Tuesday, September 18, 2012

Hilda Hilst Book Launch This Saturday + Scholars Find, Authenticate Claude McKay Novel

A few weeks back, I mentioned the imminent publication of The Obscene Madame D, the first published English translation of fiction by the late, extraordinary Brazilian novelist Hilda Hilst (1930-2004).

Two presses, Nightboat Books in the US, and A Bolha Editora in Brazil, are jointly issuing poet Nathanaël's superb translation, in collaboration with Brazilian poet and publisher Rachel Gontijo Araújo, of Hilst's novel,  which is now available. I'm delighted to have had a small part in the project through my introduction to the book, and thereby to Hilst's work.

For all who are in or around New York this weekend, there'll be a book launch on Saturday evening, with a reading and panel discussion, by Nathanaël, Rachel, Bruno Carvalho, and me, at Poets House, one of the most beautiful venues for poetry and literature in the city. If you're free, please come by!

BOOK LAUNCH AND READING


The Obsence Madame D by Hilda Hilst
Translated by Nathanaël in collaboration with Rachel Gontijo Araújo
Introduction by John Keene

The first English-language translation by the Brazilian writer Hilda Hilst (1930-2004).

Reading and panel discussion with
with Rachel Gontijo Araújo, Bruno Carvalho, John Keene, and Nathanaël

To be followed by reception and book sale
Saturday, September 22, 6:00pm
Poets House, 10 River Terrace, New York City

This is made possible through Poets House's Literary Partner Program.

***

Claude McKay
One of the most exciting pieces of news to cross the academic wires recently was the announcement that Columbia University doctoral student in English and Comparative Literature Jean-Christophe Cloutier, had found in the university's archives an unpublished novel by the late Harlem Renaissance writer Claude McKay (1889-1948), and then, with his advisor, professor Brent Hayes Edwards, authenticated that it was in fact an original work by McKay, a major figure in early 20th century African-American, Caribbean and African-Diasporic writing.
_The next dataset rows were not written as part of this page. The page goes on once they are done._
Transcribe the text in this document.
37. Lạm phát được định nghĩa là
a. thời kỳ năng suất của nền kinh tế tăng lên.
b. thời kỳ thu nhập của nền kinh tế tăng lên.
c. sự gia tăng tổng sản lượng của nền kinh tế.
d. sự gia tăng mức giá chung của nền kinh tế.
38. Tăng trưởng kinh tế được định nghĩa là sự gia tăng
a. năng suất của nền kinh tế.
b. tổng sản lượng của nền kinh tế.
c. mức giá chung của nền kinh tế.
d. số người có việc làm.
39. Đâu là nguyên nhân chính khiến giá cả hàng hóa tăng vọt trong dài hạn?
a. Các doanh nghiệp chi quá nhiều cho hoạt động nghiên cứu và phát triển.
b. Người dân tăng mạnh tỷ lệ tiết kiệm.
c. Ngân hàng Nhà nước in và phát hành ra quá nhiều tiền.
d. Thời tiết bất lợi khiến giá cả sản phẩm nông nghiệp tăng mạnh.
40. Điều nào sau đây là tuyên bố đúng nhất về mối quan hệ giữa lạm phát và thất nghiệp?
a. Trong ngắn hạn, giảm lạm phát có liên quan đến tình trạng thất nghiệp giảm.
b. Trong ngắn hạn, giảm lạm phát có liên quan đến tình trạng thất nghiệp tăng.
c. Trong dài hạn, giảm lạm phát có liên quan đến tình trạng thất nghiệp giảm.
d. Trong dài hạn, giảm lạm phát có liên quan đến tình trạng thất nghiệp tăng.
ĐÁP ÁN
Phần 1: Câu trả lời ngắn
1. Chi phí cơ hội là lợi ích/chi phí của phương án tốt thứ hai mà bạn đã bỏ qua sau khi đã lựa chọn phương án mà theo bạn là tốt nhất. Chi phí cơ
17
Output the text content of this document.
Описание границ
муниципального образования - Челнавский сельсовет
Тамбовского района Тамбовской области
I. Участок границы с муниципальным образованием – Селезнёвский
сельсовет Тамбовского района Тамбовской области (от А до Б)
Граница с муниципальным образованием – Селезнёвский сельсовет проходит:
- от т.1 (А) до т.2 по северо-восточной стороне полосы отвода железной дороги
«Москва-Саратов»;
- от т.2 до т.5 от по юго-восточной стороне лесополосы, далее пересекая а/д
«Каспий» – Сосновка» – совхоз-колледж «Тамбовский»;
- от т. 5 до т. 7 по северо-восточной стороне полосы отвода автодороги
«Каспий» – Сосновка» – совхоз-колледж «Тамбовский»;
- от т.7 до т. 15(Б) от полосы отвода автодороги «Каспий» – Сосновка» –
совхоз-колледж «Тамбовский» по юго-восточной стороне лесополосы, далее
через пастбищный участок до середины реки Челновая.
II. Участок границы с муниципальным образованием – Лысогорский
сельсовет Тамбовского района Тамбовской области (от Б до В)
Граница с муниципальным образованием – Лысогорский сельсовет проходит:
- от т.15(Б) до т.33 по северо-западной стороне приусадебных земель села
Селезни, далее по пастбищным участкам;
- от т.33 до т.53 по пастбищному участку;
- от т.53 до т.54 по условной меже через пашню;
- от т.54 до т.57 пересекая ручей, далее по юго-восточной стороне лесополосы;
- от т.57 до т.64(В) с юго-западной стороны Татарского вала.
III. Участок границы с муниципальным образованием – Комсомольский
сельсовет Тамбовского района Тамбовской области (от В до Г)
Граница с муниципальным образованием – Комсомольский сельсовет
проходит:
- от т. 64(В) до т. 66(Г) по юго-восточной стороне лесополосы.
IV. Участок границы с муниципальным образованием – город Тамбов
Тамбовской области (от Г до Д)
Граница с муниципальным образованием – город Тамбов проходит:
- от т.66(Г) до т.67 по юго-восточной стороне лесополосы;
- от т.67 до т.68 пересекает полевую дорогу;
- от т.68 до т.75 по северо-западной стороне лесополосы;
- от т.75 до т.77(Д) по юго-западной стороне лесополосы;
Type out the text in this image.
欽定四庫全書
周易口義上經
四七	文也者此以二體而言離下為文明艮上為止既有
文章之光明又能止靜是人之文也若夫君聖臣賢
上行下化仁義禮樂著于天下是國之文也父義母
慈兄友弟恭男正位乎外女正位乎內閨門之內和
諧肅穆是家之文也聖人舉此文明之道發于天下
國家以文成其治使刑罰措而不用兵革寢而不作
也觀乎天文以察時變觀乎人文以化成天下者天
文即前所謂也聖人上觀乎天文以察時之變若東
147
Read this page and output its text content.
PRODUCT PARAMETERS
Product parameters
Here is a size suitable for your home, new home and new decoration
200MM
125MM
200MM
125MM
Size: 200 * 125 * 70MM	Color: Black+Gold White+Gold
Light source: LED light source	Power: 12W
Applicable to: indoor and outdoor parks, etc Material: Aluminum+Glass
The 1941 satirical novel, Amiable with Big Teeth: A Novel of the Love Affair Between the Communists and the Poor Black Sheep of Harlem, is set in 1936, marking it as a work from the latter years of the Harlem Renaissance, and according to Felicia Lee's report this past weekend in The New York Times, Cloutier and Edwards have received permission to publish the novel, for which they will write an introduction. As Lee tells the story, Cloutier's discovery came about during the summer of 2009 when he was working as an intern in Columbia's Rare Book and Manuscript Library, and spotted the nearly 300-page bound manuscript in boxes of material donated by Samuel Roth, a Columbia alumnus and former literary publisher, of once-scandalous texts, in his own right.

Cloutier & Edwards (Robert Caplin
for the New York Times)
Cloutier, saw the McKay's name and the title, and found two letters between McKay and Roth, which suggested to him that this might be an important find. He took the materials to his advisor, Professor Edwards, one of the most distinguished figures in contemporary African Diasporic literary and cultural criticism, and they studied the manuscript, noting the concurrences, in theme and style, down to particular word choices, between it and McKay's other works of fiction, which include Banjo (my favorite of his books) and Home to Harlem, one of his best known works. 

They also found a wealth of other archival material that underpinned their supposition about the work's authenticity, including letters between McKay and the writer and critic Max Eastman in which Eastman quotes from the novel, and further correspondence indicating that the publisher E. P. Dutton had contracted with McKay to write Amiable with Big Teeth.  The novel, Lee says, portrays important aspects of the 1930s Harlem experience, among them the experiences of black participants in the Communist Party, as well as other portraits of the rich and vibrant lifeworld of that moment. Lee quotes Edwards saying of Amiable that it will perhaps eventually be viewed "as the key political novel of the black intellectual life in New York in the late 1930s." Thanks to him, and to the budding scholar (who has all but written his ticket to a job and a career), the still dissertating but soon to be Dr.--and Prof.--Cloutier. And eventually, we all will be able to read what sounds like a late masterpiece by McKay.